From architectural drawings to models to posters, the exhibition illustrates the unique sense of place that characterized California's and Mexico's architecture.
Organized by Wendy Kaplan (curator and head of LACMA's Decorative Arts and Design department) and Staci Steinberger (assistant curator of Decorative Arts and Design), “Found in Translation” focuses on the centuries-long cultural exchange between Mexico and California.
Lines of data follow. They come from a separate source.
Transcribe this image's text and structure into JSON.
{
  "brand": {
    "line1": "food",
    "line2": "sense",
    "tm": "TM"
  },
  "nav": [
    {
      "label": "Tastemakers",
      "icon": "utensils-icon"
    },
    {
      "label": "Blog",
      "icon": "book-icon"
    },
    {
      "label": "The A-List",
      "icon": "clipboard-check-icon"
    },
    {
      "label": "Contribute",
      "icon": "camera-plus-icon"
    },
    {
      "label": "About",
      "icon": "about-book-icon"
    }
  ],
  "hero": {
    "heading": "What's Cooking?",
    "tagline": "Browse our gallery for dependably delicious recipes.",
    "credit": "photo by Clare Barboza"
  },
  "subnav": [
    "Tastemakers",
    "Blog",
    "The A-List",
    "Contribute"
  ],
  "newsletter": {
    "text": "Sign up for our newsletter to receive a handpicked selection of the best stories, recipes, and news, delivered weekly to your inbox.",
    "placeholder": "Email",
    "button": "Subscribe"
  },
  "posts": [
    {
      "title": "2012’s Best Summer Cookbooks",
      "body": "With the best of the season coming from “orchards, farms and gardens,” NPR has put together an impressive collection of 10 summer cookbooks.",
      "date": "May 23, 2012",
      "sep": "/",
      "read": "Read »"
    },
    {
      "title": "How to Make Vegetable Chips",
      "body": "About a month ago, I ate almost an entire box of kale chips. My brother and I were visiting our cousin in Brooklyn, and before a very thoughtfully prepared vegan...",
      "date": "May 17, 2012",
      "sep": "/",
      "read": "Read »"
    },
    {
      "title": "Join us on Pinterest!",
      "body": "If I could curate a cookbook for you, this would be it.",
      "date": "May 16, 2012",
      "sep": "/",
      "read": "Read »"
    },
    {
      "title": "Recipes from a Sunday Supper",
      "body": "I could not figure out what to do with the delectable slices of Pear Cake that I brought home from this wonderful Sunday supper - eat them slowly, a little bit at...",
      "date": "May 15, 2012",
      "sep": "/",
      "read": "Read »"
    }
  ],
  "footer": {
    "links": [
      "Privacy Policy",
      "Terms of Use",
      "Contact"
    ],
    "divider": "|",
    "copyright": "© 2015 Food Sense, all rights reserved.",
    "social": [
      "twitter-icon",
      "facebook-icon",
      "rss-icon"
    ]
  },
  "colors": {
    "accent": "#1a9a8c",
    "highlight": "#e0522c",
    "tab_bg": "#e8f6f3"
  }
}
These interdependences are covered in four main themes: Spanish Colonial Inspiration, Pre-Columbian Revivals, Folk Art and Craft Traditions, and Modernism.
The themes demonstrate how both Mexican and Californian architecture + design are deeply rooted in a sense of place, “with local materials and traditions used to form a culture of specificity rather than an ‘international style.’ And [how] each found a more distinct voice through ‘translations’ of the other,” LACMA describes.
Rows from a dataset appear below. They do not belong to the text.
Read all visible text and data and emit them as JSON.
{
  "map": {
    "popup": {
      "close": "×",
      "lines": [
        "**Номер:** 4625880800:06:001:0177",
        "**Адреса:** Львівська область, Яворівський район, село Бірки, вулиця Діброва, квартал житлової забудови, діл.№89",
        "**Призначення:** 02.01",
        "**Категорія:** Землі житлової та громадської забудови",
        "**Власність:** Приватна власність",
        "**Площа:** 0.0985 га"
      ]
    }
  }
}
“In organizing Found in Translation, we have made it a priority to acquire for LACMA’s collection Mexican and California objects that speak to a dialogue between the two places,” Wendy Kaplan and Staci Steinberger said in a statement.
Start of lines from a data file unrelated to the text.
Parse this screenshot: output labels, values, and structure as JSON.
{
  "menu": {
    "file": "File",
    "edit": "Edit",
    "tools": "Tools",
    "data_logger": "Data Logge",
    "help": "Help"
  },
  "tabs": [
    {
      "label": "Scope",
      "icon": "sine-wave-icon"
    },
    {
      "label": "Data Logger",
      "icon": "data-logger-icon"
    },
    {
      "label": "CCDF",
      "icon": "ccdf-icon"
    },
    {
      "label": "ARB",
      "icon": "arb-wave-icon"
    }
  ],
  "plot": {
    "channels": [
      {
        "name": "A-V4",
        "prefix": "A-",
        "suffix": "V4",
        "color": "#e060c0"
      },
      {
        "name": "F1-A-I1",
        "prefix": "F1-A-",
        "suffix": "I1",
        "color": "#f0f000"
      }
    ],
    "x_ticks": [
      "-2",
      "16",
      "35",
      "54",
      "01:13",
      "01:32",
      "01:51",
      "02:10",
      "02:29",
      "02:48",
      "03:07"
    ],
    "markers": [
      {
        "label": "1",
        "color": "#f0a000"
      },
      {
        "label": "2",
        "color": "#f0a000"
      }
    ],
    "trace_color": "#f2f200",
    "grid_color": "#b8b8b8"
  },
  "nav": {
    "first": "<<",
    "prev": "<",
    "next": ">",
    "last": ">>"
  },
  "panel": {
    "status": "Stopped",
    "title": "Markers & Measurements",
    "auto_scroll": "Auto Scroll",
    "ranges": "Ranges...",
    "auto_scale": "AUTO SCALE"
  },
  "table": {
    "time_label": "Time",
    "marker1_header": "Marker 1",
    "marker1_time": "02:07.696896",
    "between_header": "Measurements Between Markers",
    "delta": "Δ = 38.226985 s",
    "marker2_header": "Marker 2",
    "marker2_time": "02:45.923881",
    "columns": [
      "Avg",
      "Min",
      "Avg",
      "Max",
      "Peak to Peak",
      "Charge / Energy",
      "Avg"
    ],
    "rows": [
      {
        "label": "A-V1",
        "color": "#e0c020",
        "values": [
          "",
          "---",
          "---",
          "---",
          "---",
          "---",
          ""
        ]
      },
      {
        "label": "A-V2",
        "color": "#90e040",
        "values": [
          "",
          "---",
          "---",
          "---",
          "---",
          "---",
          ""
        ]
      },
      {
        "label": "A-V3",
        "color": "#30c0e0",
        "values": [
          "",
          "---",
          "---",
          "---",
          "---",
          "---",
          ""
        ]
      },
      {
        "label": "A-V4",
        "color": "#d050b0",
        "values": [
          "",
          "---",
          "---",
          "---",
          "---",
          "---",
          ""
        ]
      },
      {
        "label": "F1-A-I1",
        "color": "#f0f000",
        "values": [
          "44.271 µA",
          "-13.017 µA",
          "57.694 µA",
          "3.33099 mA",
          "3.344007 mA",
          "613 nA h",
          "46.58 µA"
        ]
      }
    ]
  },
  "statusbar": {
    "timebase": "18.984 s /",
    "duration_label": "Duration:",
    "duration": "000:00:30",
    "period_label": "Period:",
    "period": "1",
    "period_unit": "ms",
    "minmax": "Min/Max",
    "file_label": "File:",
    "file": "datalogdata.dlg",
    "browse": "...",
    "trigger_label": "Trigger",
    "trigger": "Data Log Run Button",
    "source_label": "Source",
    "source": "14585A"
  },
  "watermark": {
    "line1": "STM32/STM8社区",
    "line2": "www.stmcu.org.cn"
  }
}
Highlights include Modern Mexican design gems like posters from the 1968 Mexico City Olympics, a Hand Chair by Pedro Friedeberg, Felix Tissot's ceramics, and enamels by Miguel Pineda. The Modernism theme covers the impacts of California architects like Richard Neutra and John Lautner in Mexico, and vice versa with Mexican architect Ricardo Legorreta, who began receiving commissions in California in 1985.
With L.A. preparing to host the 2028 Summer Olympics, the exhibition also spotlights a timely comparison between the 1968 Mexico City Olympics and the 1984 Los Angeles Olympics. “The bold graphic and environmental design program devised for Mexico 68 had a marked influence on the visual language of L.A. 84,” LACMA says.
“Found in Translation demonstrates LACMA’s ongoing commitment to Latin American art from the pre-Hispanic period to the present day,” said Michael Govan, LACMA CEO and Wallis Annenberg Director. “This groundbreaking exhibition highlights the unique strength of an encyclopedic museum. Curators from many different departments leveraged their expertise to contribute to the catalogue and advised on object selection.”
The exhibition will be on display from September 17 - April 1, 2018.